Floribunda or hybrid musk roses that bloom in clusters present some unique challenges. The individual flowers should be deadheaded as they fade, then the entire truss pruned back to a mature leaflet once all the flowers have bloomed. Keep in mind that deadheading removes hips that would form later. You may not want to prune once-bloomers until after their hip display for this reason. Some repeat bloomers, such as Rugosa roses, produce hips and blooms at the same time. This attractive display may appeal to you and you may not want to deadhead them. Repeat bloomers can be deadheaded until August, and then allowed to develop hips after their last flower display.
Other summer grooming includes pruning for maintenance (to keep a larger bush within bounds, or to keep roses from encroaching into a walkway), pruning to shape, and pruning to remove poor branching connections. You may also want to remove aborted buds that have failed to open due to rain. Always remember to make clean pruning cuts with a sharpened blade and to periodically disinfect pruners between cuts if you are removing diseased branches.
Prune for Shape (remove poor branching patterns)[/caption]
Remember that large-blooming rose varieties need a sturdier cane to support the weight of the flower. If you don't prune back far enough on the stem, the new growth will be too weak to support the bloom and you will end up with a bent cane whose flower looks at the ground. Instead of pruning back to the first mature leaflet, you can cut farther down the stem to force stout new growth. Don't prune out the entire cane. It is good practice to leave at least two mature leaflets on the stem when deadheading.
Once-blooming Roses: Old garden roses that bloom only once a year produce flowers on old wood. This is growth that appears the year previous to any blooms it produces. Once-bloomers should only be pruned immediately after they finish flowering (generally around mid-July). If you prune in the spring, you will lose all of that year’s bloom. Old garden roses can be pruned to 15 inches every other year without damage. This keeps a large bush within bounds and provides shaping. If you don’t mind the size of the bush, then only prune for dead, damaged, and diseased canes or other growth that is undesirable to you.

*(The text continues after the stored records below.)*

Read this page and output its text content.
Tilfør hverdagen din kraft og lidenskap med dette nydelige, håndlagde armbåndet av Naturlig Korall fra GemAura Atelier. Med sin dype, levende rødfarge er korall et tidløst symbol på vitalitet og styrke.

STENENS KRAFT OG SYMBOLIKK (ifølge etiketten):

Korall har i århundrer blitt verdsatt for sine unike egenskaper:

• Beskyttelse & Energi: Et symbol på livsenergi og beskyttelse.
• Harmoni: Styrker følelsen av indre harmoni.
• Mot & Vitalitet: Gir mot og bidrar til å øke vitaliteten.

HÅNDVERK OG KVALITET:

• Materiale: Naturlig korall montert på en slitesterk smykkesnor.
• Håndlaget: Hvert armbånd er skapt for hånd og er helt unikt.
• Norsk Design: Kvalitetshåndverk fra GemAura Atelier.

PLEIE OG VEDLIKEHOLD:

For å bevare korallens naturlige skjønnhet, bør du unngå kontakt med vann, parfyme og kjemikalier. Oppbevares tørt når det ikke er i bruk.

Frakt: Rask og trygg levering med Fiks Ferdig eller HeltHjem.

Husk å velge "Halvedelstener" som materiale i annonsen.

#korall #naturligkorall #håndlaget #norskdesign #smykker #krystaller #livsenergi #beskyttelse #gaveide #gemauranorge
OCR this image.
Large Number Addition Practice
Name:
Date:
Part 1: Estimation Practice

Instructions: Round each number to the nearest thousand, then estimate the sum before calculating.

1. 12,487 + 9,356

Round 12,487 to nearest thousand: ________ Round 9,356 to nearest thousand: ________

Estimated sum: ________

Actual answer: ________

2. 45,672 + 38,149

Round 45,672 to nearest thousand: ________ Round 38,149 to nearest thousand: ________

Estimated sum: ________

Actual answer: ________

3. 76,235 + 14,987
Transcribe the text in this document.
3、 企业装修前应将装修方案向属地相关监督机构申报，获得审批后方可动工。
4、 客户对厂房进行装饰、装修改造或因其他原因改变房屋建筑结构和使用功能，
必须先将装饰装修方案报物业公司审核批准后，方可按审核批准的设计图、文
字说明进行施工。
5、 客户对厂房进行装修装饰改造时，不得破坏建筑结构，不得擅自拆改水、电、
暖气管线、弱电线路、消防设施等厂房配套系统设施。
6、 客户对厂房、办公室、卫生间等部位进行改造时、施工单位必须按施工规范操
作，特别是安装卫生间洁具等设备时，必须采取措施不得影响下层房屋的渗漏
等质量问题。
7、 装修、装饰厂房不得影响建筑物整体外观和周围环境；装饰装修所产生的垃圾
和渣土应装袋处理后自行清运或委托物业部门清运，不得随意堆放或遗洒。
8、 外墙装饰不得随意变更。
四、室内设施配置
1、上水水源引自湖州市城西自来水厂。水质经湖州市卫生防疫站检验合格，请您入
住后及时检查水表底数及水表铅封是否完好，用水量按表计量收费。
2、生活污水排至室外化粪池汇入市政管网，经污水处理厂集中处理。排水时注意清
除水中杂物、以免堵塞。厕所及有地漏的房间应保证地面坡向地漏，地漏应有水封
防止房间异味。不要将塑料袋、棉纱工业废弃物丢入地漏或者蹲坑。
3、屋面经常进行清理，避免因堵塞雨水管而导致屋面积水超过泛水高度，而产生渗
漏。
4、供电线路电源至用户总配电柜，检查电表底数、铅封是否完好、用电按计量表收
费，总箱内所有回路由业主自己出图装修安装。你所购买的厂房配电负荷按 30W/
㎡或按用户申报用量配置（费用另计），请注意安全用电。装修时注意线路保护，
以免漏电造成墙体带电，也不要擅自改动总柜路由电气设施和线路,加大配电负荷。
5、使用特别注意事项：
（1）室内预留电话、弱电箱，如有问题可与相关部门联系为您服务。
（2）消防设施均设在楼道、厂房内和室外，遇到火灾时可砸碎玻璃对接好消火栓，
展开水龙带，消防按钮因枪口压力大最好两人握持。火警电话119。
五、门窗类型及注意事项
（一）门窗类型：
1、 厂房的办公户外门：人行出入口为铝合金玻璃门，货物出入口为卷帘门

Hedge Roses: If you desire a hedge, roses should be planted closer together than normally and should be treated as a unit. Prune for an even growth production.
Roses in Pots: Pruned the same way as those in the ground. Generally pots are on the patio or near a pathway. Keeping the bush trimmed so it doesn’t snag the passerby.
Roses that Colonize: This group produces new growth from the roots and spread out to cover a large area. Some Gallicas and a few Centifolias do this. Instead of pruning at the soil level, just use a shovel and dig up the extra growth. Give to your friends or plant in new locations of your own garden. This is how many roses were transported from one part of the country to another in the early days of wagon trains. ‘Harison’s Yellow’ is one such example.
Groundcover Roses: Grow wider than they do tall. If your groundcover rose is outgrowing its space, resist the temptation to chop the ends of the lower branches. These roses should not be pruned in a vase shape, as that will direct their growth upward instead of outward. In general, shearing roses like topiary shrubs is a bad idea, and it will be difficult to recover the form of the rose. If a branch is getting too long, follow that cane all the way back and remove it at the center.
Hybrid Musk Roses: Prune lightly to remove spent bloom clusters and maintain a rounded bush that is 3- to 4-feet tall, or more if you have room. Hybrid Musks tolerate severe pruning if space is limited.
Miniature Roses: Should be cut back by 1/3 in the spring. These roses are very resilient and may be pruned at any time of year.